De plus, le mécanisme juridique le plus important dans la lutte contre la pauvreté au niveau mondial, celui de la protection des droits de l’homme, n’a pas encore intégré la protection contre la pauvreté comme un droit mais comme une synthèse des droits. La pauvreté apparaît comme une violation, par exemple, du droit à la vie, au logement, à la santé, à l’éducation, au travail ou au développement. Il est vrai qu’aujourd’hui l’indivisibilité et l’interdépendance de tous les droits de l’Homme (sociaux, civiques, économiques, politiques et de troisième génération) gagne du terrain6 et que la pauvreté n’est pas vue comme violation d’une catégorie des droits. Mais la non- reconnaissance de la protection contre la pauvreté comme un droit - le droit de ne pas être pauvre - pose une question dangereuse : si la pauvreté n’est qu’une synthèse de droits déjà reconnus et protégés, quelle est l’importance de continuer à étudier la pauvreté à la lumière des droits de l’homme ? Il suffit de protéger complètement tous les droits qui existent et la pauvreté disparaitra ! Il est évident que ces idées n’ouvrent pas vraiment des voies nouvelles.
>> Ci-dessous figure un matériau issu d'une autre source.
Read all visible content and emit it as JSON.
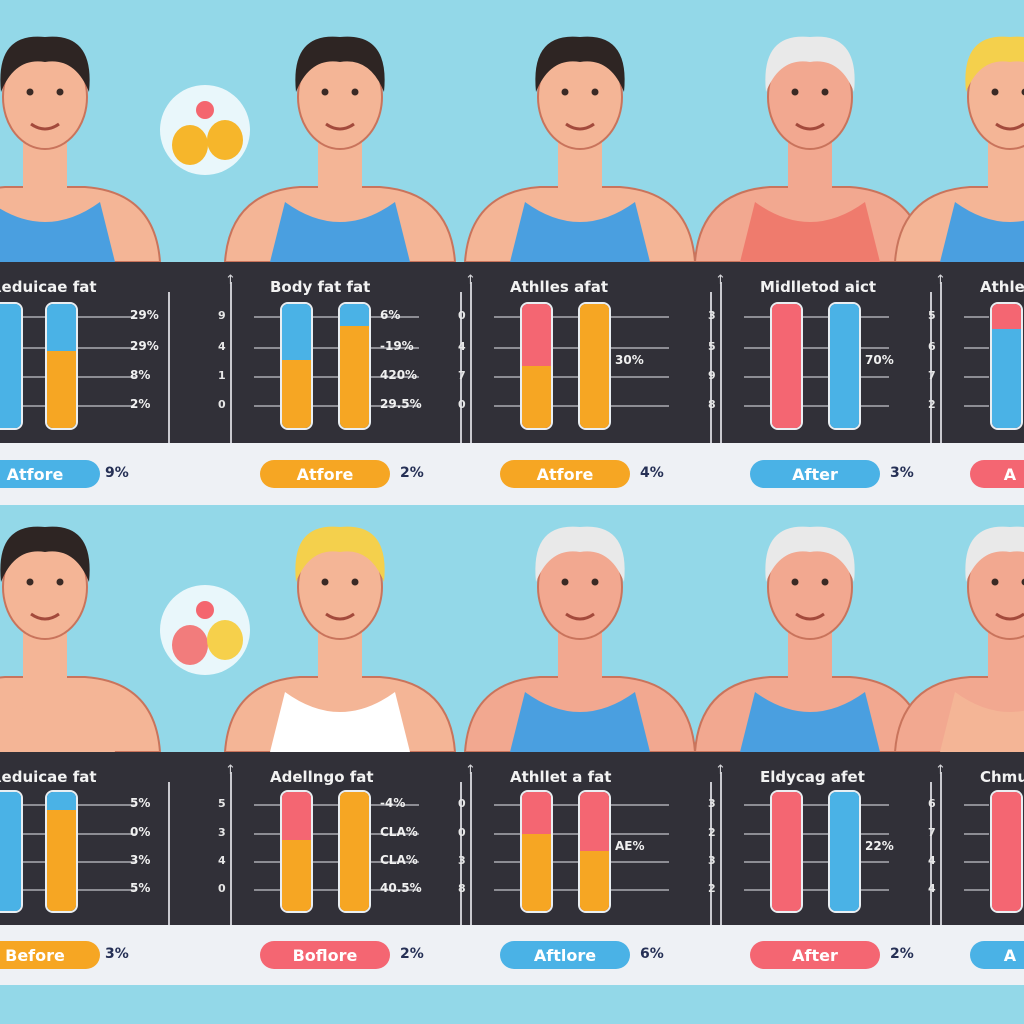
{
  "colors": {
    "blue": "#4ab2e6",
    "orange": "#f6a623",
    "red": "#f46672",
    "background": "#93d8e8",
    "panel": "#313038",
    "strip": "#eef1f5"
  },
  "rows": [
    {
      "people": [
        {
          "hair": "#2e2523",
          "shirt": "#4a9fe0",
          "skin": "#f4b596"
        },
        {
          "hair": "#2e2523",
          "shirt": "#4a9fe0",
          "skin": "#f4b596"
        },
        {
          "hair": "#2e2523",
          "shirt": "#4a9fe0",
          "skin": "#f4b596"
        },
        {
          "hair": "#e9e9e9",
          "shirt": "#ef7b6d",
          "skin": "#f2a890"
        },
        {
          "hair": "#f4d04c",
          "shirt": "#4a9fe0",
          "skin": "#f4b596"
        }
      ],
      "cells": [
        {
          "title": "Reduicae fat",
          "ticks": [],
          "labels": [
            "29%",
            "29%",
            "8%",
            "2%"
          ],
          "bars": [
            {
              "top": "blue",
              "bottom": "blue",
              "split": 1
            },
            {
              "top": "blue",
              "bottom": "orange",
              "split": 0.62
            }
          ],
          "pill": {
            "label": "Atfore",
            "color": "blue"
          },
          "pct": "9%"
        },
        {
          "title": "Body fat fat",
          "ticks": [
            "9",
            "4",
            "1",
            "0"
          ],
          "labels": [
            "6%",
            "-19%",
            "420%",
            "29.5%"
          ],
          "bars": [
            {
              "top": "blue",
              "bottom": "orange",
              "split": 0.55
            },
            {
              "top": "blue",
              "bottom": "orange",
              "split": 0.82
            }
          ],
          "pill": {
            "label": "Atfore",
            "color": "orange"
          },
          "pct": "2%"
        },
        {
          "title": "Athlles afat",
          "ticks": [
            "0",
            "4",
            "7",
            "0"
          ],
          "labels": [
            "30%"
          ],
          "bars": [
            {
              "top": "red",
              "bottom": "orange",
              "split": 0.5
            },
            {
              "top": "orange",
              "bottom": "orange",
              "split": 1
            }
          ],
          "pill": {
            "label": "Atfore",
            "color": "orange"
          },
          "pct": "4%"
        },
        {
          "title": "Midlletod aict",
          "ticks": [
            "3",
            "5",
            "9",
            "8"
          ],
          "labels": [
            "70%"
          ],
          "bars": [
            {
              "top": "red",
              "bottom": "red",
              "split": 1
            },
            {
              "top": "blue",
              "bottom": "blue",
              "split": 1
            }
          ],
          "pill": {
            "label": "After",
            "color": "blue"
          },
          "pct": "3%"
        },
        {
          "title": "Athle",
          "ticks": [
            "5",
            "6",
            "7",
            "2"
          ],
          "labels": [],
          "bars": [
            {
              "top": "red",
              "bottom": "blue",
              "split": 0.8
            }
          ],
          "pill": {
            "label": "A",
            "color": "red"
          },
          "pct": ""
        }
      ]
    },
    {
      "people": [
        {
          "hair": "#2e2523",
          "shirt": "#f4b596",
          "skin": "#f4b596"
        },
        {
          "hair": "#f4d04c",
          "shirt": "#ffffff",
          "skin": "#f4b596"
        },
        {
          "hair": "#e9e9e9",
          "shirt": "#4a9fe0",
          "skin": "#f2a890"
        },
        {
          "hair": "#e9e9e9",
          "shirt": "#4a9fe0",
          "skin": "#f2a890"
        },
        {
          "hair": "#e9e9e9",
          "shirt": "#f4b596",
          "skin": "#f2a890"
        }
      ],
      "cells": [
        {
          "title": "Reduicae fat",
          "ticks": [],
          "labels": [
            "5%",
            "0%",
            "3%",
            "5%"
          ],
          "bars": [
            {
              "top": "blue",
              "bottom": "blue",
              "split": 1
            },
            {
              "top": "blue",
              "bottom": "orange",
              "split": 0.85
            }
          ],
          "pill": {
            "label": "Before",
            "color": "orange"
          },
          "pct": "3%"
        },
        {
          "title": "Adellngo fat",
          "ticks": [
            "5",
            "3",
            "4",
            "0"
          ],
          "labels": [
            "-4%",
            "CLA%",
            "CLA%",
            "40.5%"
          ],
          "bars": [
            {
              "top": "red",
              "bottom": "orange",
              "split": 0.6
            },
            {
              "top": "orange",
              "bottom": "orange",
              "split": 1
            }
          ],
          "pill": {
            "label": "Boflore",
            "color": "red"
          },
          "pct": "2%"
        },
        {
          "title": "Athllet a fat",
          "ticks": [
            "0",
            "0",
            "3",
            "8"
          ],
          "labels": [
            "AE%"
          ],
          "bars": [
            {
              "top": "red",
              "bottom": "orange",
              "split": 0.65
            },
            {
              "top": "red",
              "bottom": "orange",
              "split": 0.5
            }
          ],
          "pill": {
            "label": "Aftlore",
            "color": "blue"
          },
          "pct": "6%"
        },
        {
          "title": "Eldycag afet",
          "ticks": [
            "3",
            "2",
            "3",
            "2"
          ],
          "labels": [
            "22%"
          ],
          "bars": [
            {
              "top": "red",
              "bottom": "red",
              "split": 1
            },
            {
              "top": "blue",
              "bottom": "blue",
              "split": 1
            }
          ],
          "pill": {
            "label": "After",
            "color": "red"
          },
          "pct": "2%"
        },
        {
          "title": "Chmu",
          "ticks": [
            "6",
            "7",
            "4",
            "4"
          ],
          "labels": [],
          "bars": [
            {
              "top": "red",
              "bottom": "red",
              "split": 1
            }
          ],
          "pill": {
            "label": "A",
            "color": "blue"
          },
          "pct": ""
        }
      ]
    }
  ]
}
Des outils spécifiques au droit existent
En même temps, le droit a une dynamique positive qui peut donner des solutions utiles.
Alors que l’économie ne propose que des mesures de nature financière, le droit dispose de plusieurs outils. Les systèmes nationaux et le système international des droits de l’Homme contiennent des droits sociaux et économiques qui sont directement liés à la pauvreté mais aussi des droits civiques et politiques qui, eux aussi, ont du sens social et/ou économique. Ce ne sont pas seulement, par exemple, le droit au logement et le droit à la santé qui sont indispensables pour les individus qui vivent dans la pauvreté7. Le droit à la propriété, un droit traditionnellement considéré de ladite première génération, a été interprété de telle manière que sa jouissance soit conforme au droit au logement des plus démunis8. De plus, le droit de non-discrimination joue un rôle stratégique parce que la pauvreté crée avant tout des discriminations et est créée par elles. D’ailleurs, le « statut social » est souvent inclus parmi les causes prohibées de discrimination9 et il est évident que ce terme se réfère aussi à la pauvreté. En outre, le droit au travail joue aussi un rôle-clé : le travail est le moyen le plus important de gagner sa vie et donc d’éviter la pauvreté. Sa réglementation protectrice des intérêts des travailleurs facilite la redistribution des ressources et la lutte contre les inégalités.
Parallèlement, le droit a une autre caractéristique qui lui permet d’appréhender le phénomène de la pauvreté en sa complexité. Le droit peut prendre aujourd’hui plusieurs formes. Le droit étatique traditionnel des corps législatifs démocratiquement élus coexiste avec le droit qui provient d’autres sources : les organisations intergouvernementales, les entreprises multinationales et les organisations non-gouvernementales ont leurs propres normes qui très souvent sont considérées comme du droit vrai ; elles créent des obligations et sont respectées par les sujets du droit10. Par rapport à la pauvreté, ce pluralisme juridique11a une importance particulière parce qu’il nous permet de mieux comprendre le problème, ses aspects modernes et ses causes multiples.
En conclusion, la relation entre le droit et la pauvreté n’est pas toujours cohérente. Il y a des difficultés et des problèmes mais la mobilisation constamment croissante du droit dans la lutte contre la pauvreté nous fait croire que ce sera le droit qui donnera le coup de grâce à la pauvreté dans les années à venir.